“You may offer all the fine talk you like,” said Brum. “It won’t change the size of your army or the odds that favor us.”
“Forgive my indelicacy,” said Hiram Schenck, the Kerch delegate, who had drunk Count Kirigin’s excellent wine and denied Ravka aid. “But can you even speak for Ravka, Nikolai … well, whoever you are?”
A gasp went up from the crowd. This was not the polite allusion to Nikolai’s parentage some had expected. It was a blatant insult—reprisal for preserving Zemeni trade routes and handing the Kerch what amounted to worthless technology.
Nikolai only smiled. “I’m the man who still wears the double-eagle crown and the demon who just tore apart a battlefield. Let me know if you need your memory refreshed.”
Brum seized his chance. “We reject this pretender, the bastard king, as the true ruler of Ravka. He cannot speak for his country when he has no right to hold the throne.”
“That may well be,” the Zemeni ambassador said grimly. “But who are you to speak for Fjerda? Why do we not hear from Fjerda’s crown prince?”
Oh friend, thought Nikolai ruefully, we’ll find no luck in that quarter.
There was a long pause as all eyes turned to Prince Rasmus. He had a strong, sharp jaw and unusually full lips.
The prince shrugged. “Who rules Ravka will be decided by Ravkans,” he drawled. “I came here to make peace.”

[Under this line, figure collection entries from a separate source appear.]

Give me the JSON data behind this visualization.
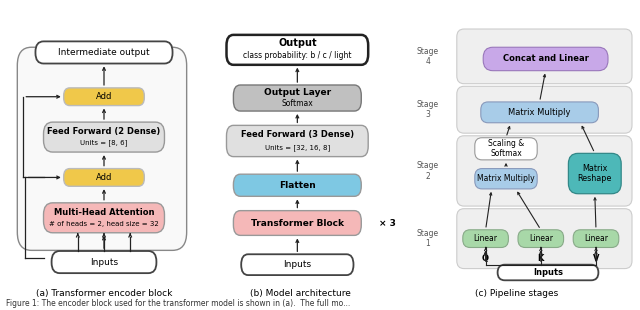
{
  "fig_width": 6.4,
  "fig_height": 3.1,
  "bg_color": "#ffffff",
  "subfig_labels": [
    "(a) Transformer encoder block",
    "(b) Model architecture",
    "(c) Pipeline stages"
  ],
  "caption": "Figure 1: The encoder block used for the transformer model is shown in (a).  The full mo...",
  "colors": {
    "white_box": "#ffffff",
    "gray_box": "#e0e0e0",
    "dark_gray_box": "#c0c0c0",
    "yellow_box": "#f0c84a",
    "red_box": "#f5b8b8",
    "blue_box": "#7ec8e3",
    "teal_box": "#4db8b8",
    "green_box": "#a8d8a8",
    "purple_box": "#c8a8e8",
    "light_blue_box": "#a8cce8",
    "stage1_bg": "#efefef",
    "stage2_bg": "#ebebeb",
    "stage3_bg": "#e8e8e8",
    "stage4_bg": "#e5e5e5"
  }
}
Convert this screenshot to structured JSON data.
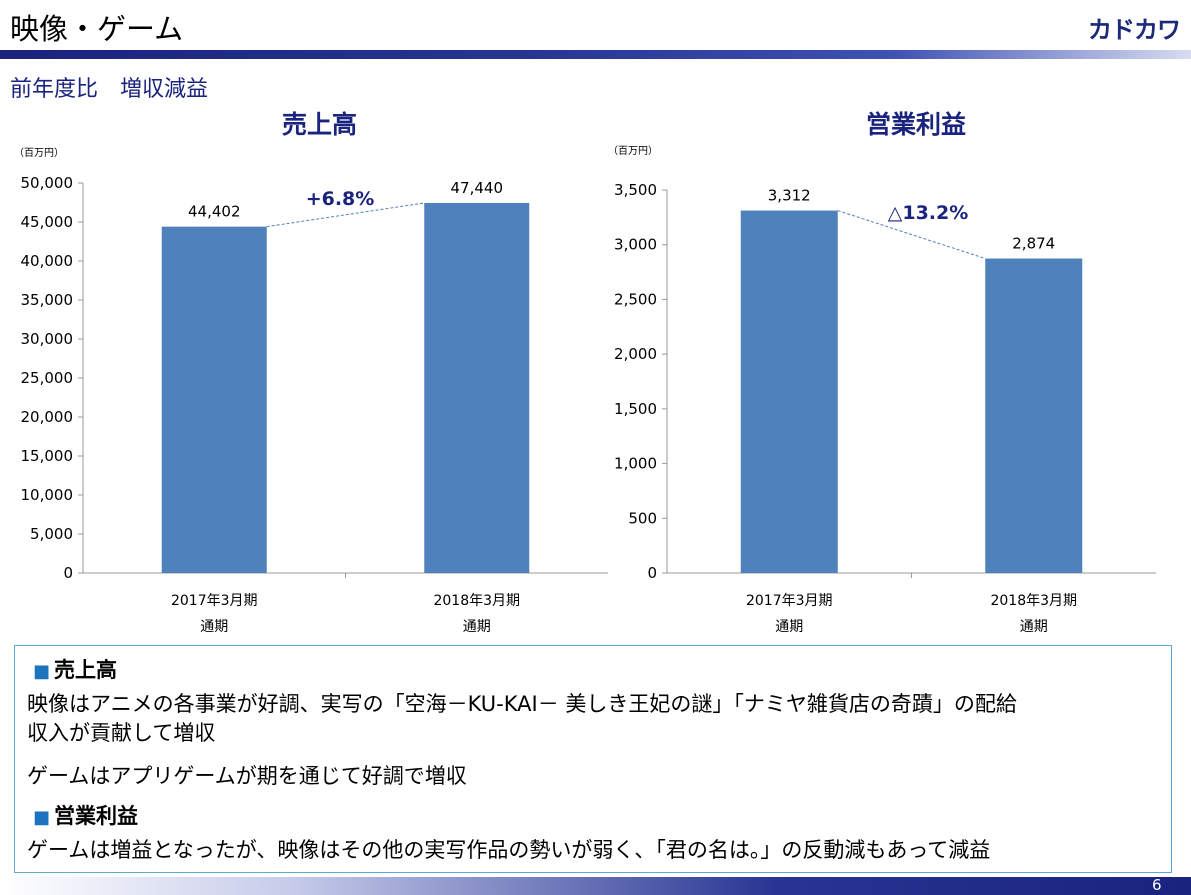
{
  "page": {
    "title": "映像・ゲーム",
    "logo": "カドカワ",
    "subtitle": "前年度比　増収減益",
    "page_number": "6"
  },
  "colors": {
    "bar": "#4f81bd",
    "accent": "#1a237e",
    "box_border": "#5fa8d3"
  },
  "chart_data": [
    {
      "type": "bar",
      "title": "売上高",
      "unit_label": "（百万円）",
      "categories": [
        [
          "2017年3月期",
          "通期"
        ],
        [
          "2018年3月期",
          "通期"
        ]
      ],
      "values": [
        44402,
        47440
      ],
      "value_labels": [
        "44,402",
        "47,440"
      ],
      "ylim": [
        0,
        50000
      ],
      "yticks": [
        "0",
        "5,000",
        "10,000",
        "15,000",
        "20,000",
        "25,000",
        "30,000",
        "35,000",
        "40,000",
        "45,000",
        "50,000"
      ],
      "ytick_values": [
        0,
        5000,
        10000,
        15000,
        20000,
        25000,
        30000,
        35000,
        40000,
        45000,
        50000
      ],
      "change_label": "+6.8%",
      "grid": false
    },
    {
      "type": "bar",
      "title": "営業利益",
      "unit_label": "（百万円）",
      "categories": [
        [
          "2017年3月期",
          "通期"
        ],
        [
          "2018年3月期",
          "通期"
        ]
      ],
      "values": [
        3312,
        2874
      ],
      "value_labels": [
        "3,312",
        "2,874"
      ],
      "ylim": [
        0,
        3500
      ],
      "yticks": [
        "0",
        "500",
        "1,000",
        "1,500",
        "2,000",
        "2,500",
        "3,000",
        "3,500"
      ],
      "ytick_values": [
        0,
        500,
        1000,
        1500,
        2000,
        2500,
        3000,
        3500
      ],
      "change_label": "△13.2%",
      "grid": false
    }
  ],
  "notes": {
    "sales_heading": "売上高",
    "sales_line1": "映像はアニメの各事業が好調、実写の「空海－KU-KAI－ 美しき王妃の謎」「ナミヤ雑貨店の奇蹟」の配給",
    "sales_line2": "収入が貢献して増収",
    "sales_line3": "ゲームはアプリゲームが期を通じて好調で増収",
    "profit_heading": "営業利益",
    "profit_line1": "ゲームは増益となったが、映像はその他の実写作品の勢いが弱く、「君の名は。」の反動減もあって減益"
  }
}
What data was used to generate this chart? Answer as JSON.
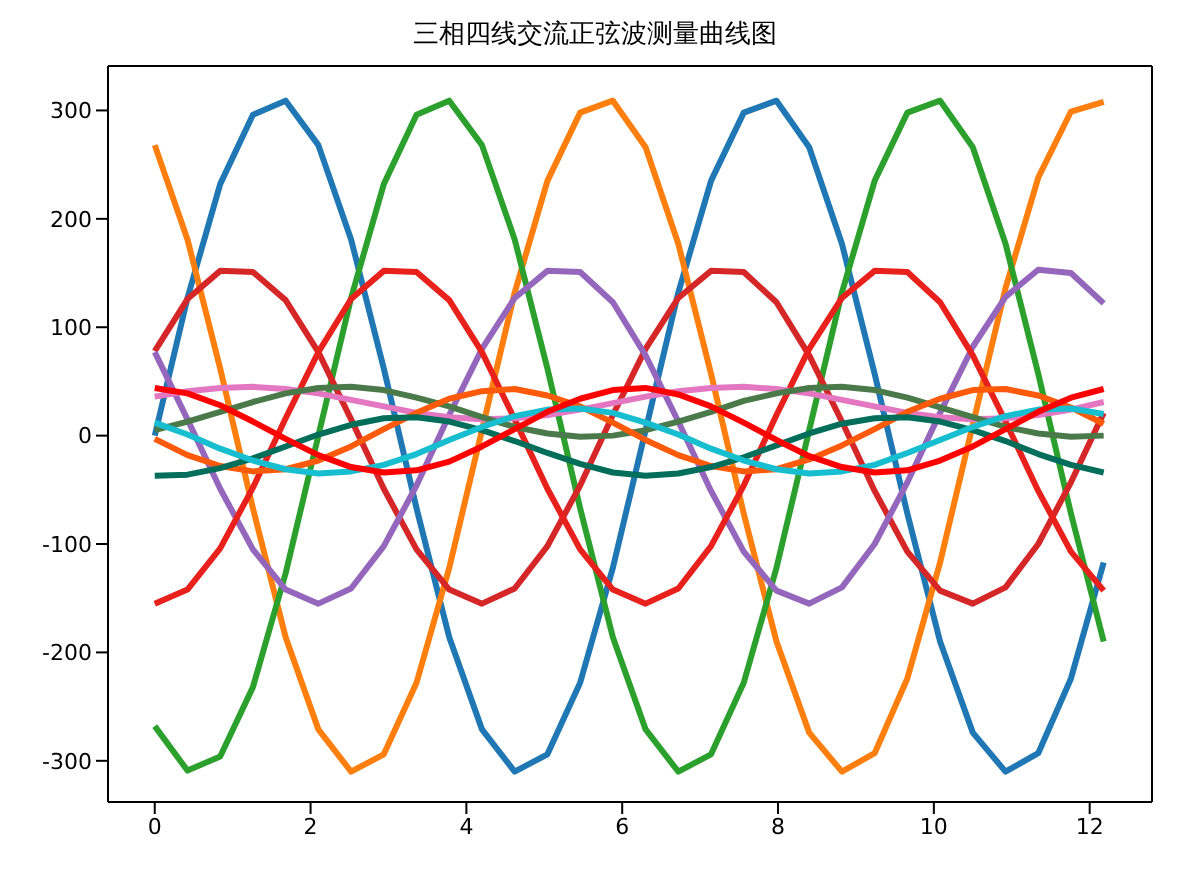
{
  "chart_data": {
    "type": "line",
    "title": "三相四线交流正弦波测量曲线图",
    "x": [
      0,
      0.42,
      0.84,
      1.26,
      1.68,
      2.1,
      2.52,
      2.94,
      3.36,
      3.78,
      4.2,
      4.62,
      5.04,
      5.46,
      5.88,
      6.3,
      6.72,
      7.14,
      7.56,
      7.98,
      8.4,
      8.82,
      9.24,
      9.66,
      10.08,
      10.5,
      10.92,
      11.34,
      11.76,
      12.18
    ],
    "series": [
      {
        "color": "#1f77b4",
        "values": [
          0,
          127,
          232,
          296,
          309,
          268,
          181,
          62,
          -67,
          -186,
          -271,
          -310,
          -294,
          -228,
          -122,
          5,
          132,
          235,
          298,
          309,
          266,
          177,
          57,
          -72,
          -190,
          -274,
          -310,
          -293,
          -224,
          -117
        ]
      },
      {
        "color": "#ff7f0e",
        "values": [
          268,
          181,
          62,
          -67,
          -186,
          -271,
          -310,
          -294,
          -228,
          -122,
          5,
          132,
          235,
          298,
          309,
          266,
          177,
          57,
          -72,
          -190,
          -274,
          -310,
          -293,
          -224,
          -117,
          10,
          136,
          238,
          299,
          308
        ]
      },
      {
        "color": "#2ca02c",
        "values": [
          -268,
          -309,
          -296,
          -232,
          -127,
          0,
          127,
          232,
          296,
          309,
          268,
          181,
          62,
          -67,
          -186,
          -271,
          -310,
          -294,
          -228,
          -122,
          5,
          132,
          235,
          298,
          309,
          266,
          177,
          57,
          -72,
          -190
        ]
      },
      {
        "color": "#d62728",
        "values": [
          78,
          126,
          152,
          151,
          125,
          77,
          15,
          -49,
          -105,
          -142,
          -155,
          -141,
          -102,
          -46,
          19,
          80,
          127,
          152,
          151,
          123,
          74,
          13,
          -51,
          -107,
          -143,
          -155,
          -140,
          -100,
          -43,
          21
        ]
      },
      {
        "color": "#9467bd",
        "values": [
          77,
          15,
          -49,
          -105,
          -142,
          -155,
          -141,
          -102,
          -46,
          19,
          80,
          127,
          152,
          151,
          123,
          74,
          13,
          -51,
          -107,
          -143,
          -155,
          -140,
          -100,
          -43,
          21,
          82,
          128,
          153,
          150,
          122
        ]
      },
      {
        "color": "#e8211c",
        "values": [
          -155,
          -142,
          -104,
          -48,
          16,
          77,
          126,
          152,
          151,
          125,
          77,
          15,
          -49,
          -105,
          -142,
          -155,
          -141,
          -102,
          -46,
          19,
          80,
          127,
          152,
          151,
          123,
          74,
          13,
          -51,
          -107,
          -143
        ]
      },
      {
        "color": "#e377c2",
        "values": [
          36,
          41,
          44,
          45,
          43,
          39,
          33,
          27,
          21,
          17,
          15,
          16,
          19,
          24,
          30,
          36,
          41,
          44,
          45,
          43,
          39,
          33,
          27,
          21,
          17,
          15,
          16,
          19,
          24,
          31
        ]
      },
      {
        "color": "#4a7a4a",
        "values": [
          5,
          13,
          22,
          31,
          39,
          44,
          45,
          42,
          35,
          27,
          17,
          8,
          2,
          -1,
          0,
          5,
          13,
          22,
          32,
          39,
          44,
          45,
          42,
          35,
          26,
          17,
          8,
          2,
          -1,
          0
        ]
      },
      {
        "color": "#ff5a0a",
        "values": [
          -3,
          -18,
          -28,
          -33,
          -31,
          -23,
          -10,
          6,
          21,
          34,
          41,
          43,
          37,
          27,
          12,
          -4,
          -18,
          -28,
          -33,
          -31,
          -22,
          -9,
          6,
          22,
          34,
          42,
          43,
          37,
          26,
          11
        ]
      },
      {
        "color": "#006e5a",
        "values": [
          -37,
          -36,
          -30,
          -21,
          -10,
          1,
          10,
          16,
          17,
          13,
          5,
          -5,
          -16,
          -26,
          -34,
          -37,
          -35,
          -29,
          -20,
          -9,
          2,
          11,
          16,
          17,
          13,
          5,
          -5,
          -17,
          -27,
          -34
        ]
      },
      {
        "color": "#17becf",
        "values": [
          12,
          1,
          -12,
          -23,
          -31,
          -35,
          -33,
          -27,
          -17,
          -4,
          8,
          18,
          24,
          25,
          21,
          12,
          1,
          -12,
          -23,
          -31,
          -35,
          -33,
          -27,
          -16,
          -4,
          8,
          18,
          24,
          25,
          20
        ]
      },
      {
        "color": "#ff0000",
        "values": [
          44,
          39,
          28,
          13,
          -3,
          -18,
          -29,
          -34,
          -32,
          -24,
          -10,
          6,
          22,
          34,
          42,
          44,
          38,
          27,
          12,
          -4,
          -19,
          -29,
          -34,
          -32,
          -23,
          -10,
          6,
          22,
          35,
          43
        ]
      }
    ],
    "xlim": [
      -0.6,
      12.8
    ],
    "xticks": [
      0,
      2,
      4,
      6,
      8,
      10,
      12
    ],
    "ylim": [
      -338,
      341
    ],
    "yticks": [
      -300,
      -200,
      -100,
      0,
      100,
      200,
      300
    ],
    "grid": false,
    "marker": "none",
    "line_style": "solid"
  }
}
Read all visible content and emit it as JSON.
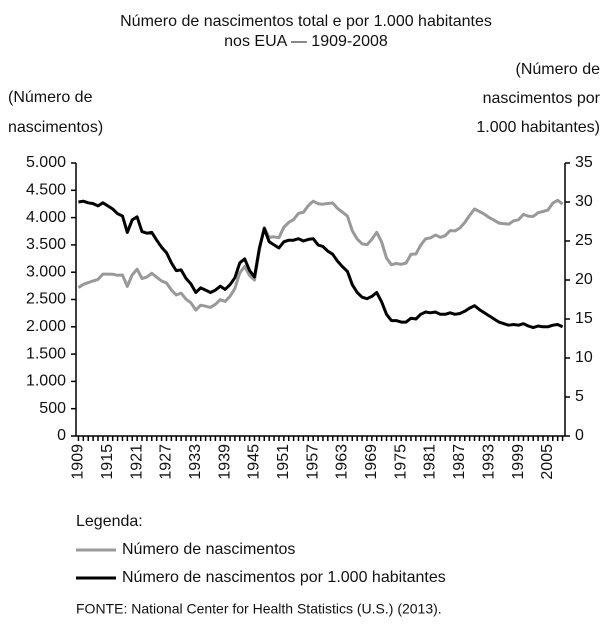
{
  "chart_data": {
    "type": "line",
    "title": [
      "Número de nascimentos total e por 1.000 habitantes",
      "nos EUA — 1909-2008"
    ],
    "ylabel": [
      "(Número de",
      "nascimentos)"
    ],
    "y2label": [
      "(Número de",
      "nascimentos por",
      "1.000 habitantes)"
    ],
    "legend_title": "Legenda:",
    "source": "FONTE: National Center for Health Statistics (U.S.) (2013).",
    "categories": [
      "1909",
      null,
      null,
      null,
      null,
      null,
      "1915",
      null,
      null,
      null,
      null,
      null,
      "1921",
      null,
      null,
      null,
      null,
      null,
      "1927",
      null,
      null,
      null,
      null,
      null,
      "1933",
      null,
      null,
      null,
      null,
      null,
      "1939",
      null,
      null,
      null,
      null,
      null,
      "1945",
      null,
      null,
      null,
      null,
      null,
      "1951",
      null,
      null,
      null,
      null,
      null,
      "1957",
      null,
      null,
      null,
      null,
      null,
      "1963",
      null,
      null,
      null,
      null,
      null,
      "1969",
      null,
      null,
      null,
      null,
      null,
      "1975",
      null,
      null,
      null,
      null,
      null,
      "1981",
      null,
      null,
      null,
      null,
      null,
      "1987",
      null,
      null,
      null,
      null,
      null,
      "1993",
      null,
      null,
      null,
      null,
      null,
      "1999",
      null,
      null,
      null,
      null,
      null,
      "2005",
      null,
      null,
      null
    ],
    "series": [
      {
        "name": "Número de nascimentos",
        "color": "#999999",
        "axis": "y",
        "values": [
          2718,
          2777,
          2809,
          2840,
          2869,
          2966,
          2965,
          2964,
          2944,
          2948,
          2740,
          2950,
          3055,
          2882,
          2910,
          2979,
          2909,
          2839,
          2802,
          2674,
          2582,
          2618,
          2506,
          2440,
          2307,
          2396,
          2377,
          2355,
          2413,
          2496,
          2466,
          2559,
          2703,
          2989,
          3104,
          2939,
          2858,
          3411,
          3817,
          3637,
          3649,
          3632,
          3823,
          3913,
          3965,
          4078,
          4097,
          4218,
          4300,
          4255,
          4245,
          4258,
          4268,
          4167,
          4098,
          4027,
          3760,
          3606,
          3521,
          3502,
          3600,
          3731,
          3556,
          3258,
          3137,
          3160,
          3144,
          3168,
          3327,
          3333,
          3494,
          3612,
          3629,
          3681,
          3639,
          3669,
          3761,
          3757,
          3809,
          3910,
          4041,
          4158,
          4111,
          4065,
          4000,
          3953,
          3900,
          3891,
          3881,
          3942,
          3959,
          4059,
          4026,
          4022,
          4090,
          4112,
          4138,
          4266,
          4316,
          4248
        ]
      },
      {
        "name": "Número de nascimentos por 1.000 habitantes",
        "color": "#000000",
        "axis": "y2",
        "values": [
          30.0,
          30.1,
          29.9,
          29.8,
          29.5,
          29.9,
          29.5,
          29.1,
          28.5,
          28.2,
          26.1,
          27.7,
          28.1,
          26.2,
          26.0,
          26.1,
          25.1,
          24.2,
          23.5,
          22.2,
          21.2,
          21.3,
          20.2,
          19.5,
          18.4,
          19.0,
          18.7,
          18.4,
          18.7,
          19.2,
          18.8,
          19.4,
          20.3,
          22.2,
          22.7,
          21.2,
          20.4,
          24.1,
          26.6,
          24.9,
          24.5,
          24.1,
          24.9,
          25.1,
          25.1,
          25.3,
          25.0,
          25.2,
          25.3,
          24.5,
          24.3,
          23.7,
          23.3,
          22.4,
          21.7,
          21.1,
          19.4,
          18.4,
          17.8,
          17.6,
          17.9,
          18.4,
          17.2,
          15.6,
          14.8,
          14.8,
          14.6,
          14.6,
          15.1,
          15.0,
          15.6,
          15.9,
          15.8,
          15.9,
          15.6,
          15.6,
          15.8,
          15.6,
          15.7,
          16.0,
          16.4,
          16.7,
          16.2,
          15.8,
          15.4,
          15.0,
          14.6,
          14.4,
          14.2,
          14.3,
          14.2,
          14.4,
          14.1,
          13.9,
          14.1,
          14.0,
          14.0,
          14.2,
          14.3,
          14.0
        ]
      }
    ],
    "ylim": [
      0,
      5000
    ],
    "yticks": [
      {
        "value": 0,
        "label": "0"
      },
      {
        "value": 500,
        "label": "500"
      },
      {
        "value": 1000,
        "label": "1.000"
      },
      {
        "value": 1500,
        "label": "1.500"
      },
      {
        "value": 2000,
        "label": "2.000"
      },
      {
        "value": 2500,
        "label": "2.500"
      },
      {
        "value": 3000,
        "label": "3.000"
      },
      {
        "value": 3500,
        "label": "3.500"
      },
      {
        "value": 4000,
        "label": "4.000"
      },
      {
        "value": 4500,
        "label": "4.500"
      },
      {
        "value": 5000,
        "label": "5.000"
      }
    ],
    "y2lim": [
      0,
      35
    ],
    "y2ticks": [
      0,
      5,
      10,
      15,
      20,
      25,
      30,
      35
    ],
    "grid": false
  }
}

“What?” Nina said, stunned.
The prince gave her the faintest smile and—it was so fast Nikolai thought he might have imagined it—reached out to brush his hand against hers. Nina recoiled. She had managed the impossible: She had delivered the prince and a promise of peace. So why did she look so shocked?
Her surprise was nothing compared to the confounded fury on Brum’s face.
“That is not … We agreed—”
“We?” the prince asked, turning hard blue eyes on him. “We are Fjerda. You are a military commander who cannot control his own men. Tell me, if we return to the battlefield, are you so sure your soldiers will take up arms against a woman they call Saint?”
Brum’s nostrils flared alarmingly. “They will or I will cut their hearts from their chests.”
“All on your own?” Prince Rasmus surveyed the drüskelle, then bobbed his chin at the bodyguard beside him. “Joran, will you take up arms against your brothers then? Will you cut out their hearts for Fjerda?”
The young drüskelle shook his head. “Never.”
Brum stared. “You are a traitor and will die as such at the end of a rope.”
Despite his height, the boy couldn’t have been more than sixteen. Yet he didn’t flinch.
“I deserve nothing less,” said the prince’s bodyguard. “I committed horrible crimes for the sake of my country, because I believed I was doing what had to be done to save Fjerda’s soul. So hang me. I will die with more honor than I’ve lived.”
Brum’s face flushed dark red. “I will not cede my country’s right to protect its borders and its sovereignty just because a few naive boys have had their minds tampered with by Grisha witches.” He wagged a finger at Zoya. “That woman is not a Saint. She is corruption walking. And this man,” he seethed, whirling on Nikolai, “is just as unnatural. Let the dowager queen give testimony. She is witness to the fact that he is not royal born.”
“We will hear what she has to say,” said Hiram Schenck.
“No,” said Nikolai. He’d known the conversation would come to this. He’d understood that he was out of options as soon as he’d seen his parents enter the audience chamber with the “pretender.” He thought of Magnus Opjer, dressed as a beggar but still standing proud, who had journeyed all the way to the capital to try to save his son and a city full of innocent people. He was an inventor, a builder. Like Nikolai.
I’ve never been a king, he realized. It was never the throne or a crown he had sought. All he’d wanted was to fix his country, and now, at last, he thought he knew how.
He caught his mother’s faded blue eyes and smiled. “There’s no reason to put Queen Tatiana through this ordeal. You will have the proof you seek in my confession. I am a bastard. I have always known it and I am not sorry. I have never wanted to be a Lantsov.”
“What are you doing?” Zoya whispered furiously.
“What I must,” said Nikolai.
“The Lantsovs are descended of the blood of the first kings!” seethed his father. “Of Yaromir himself!”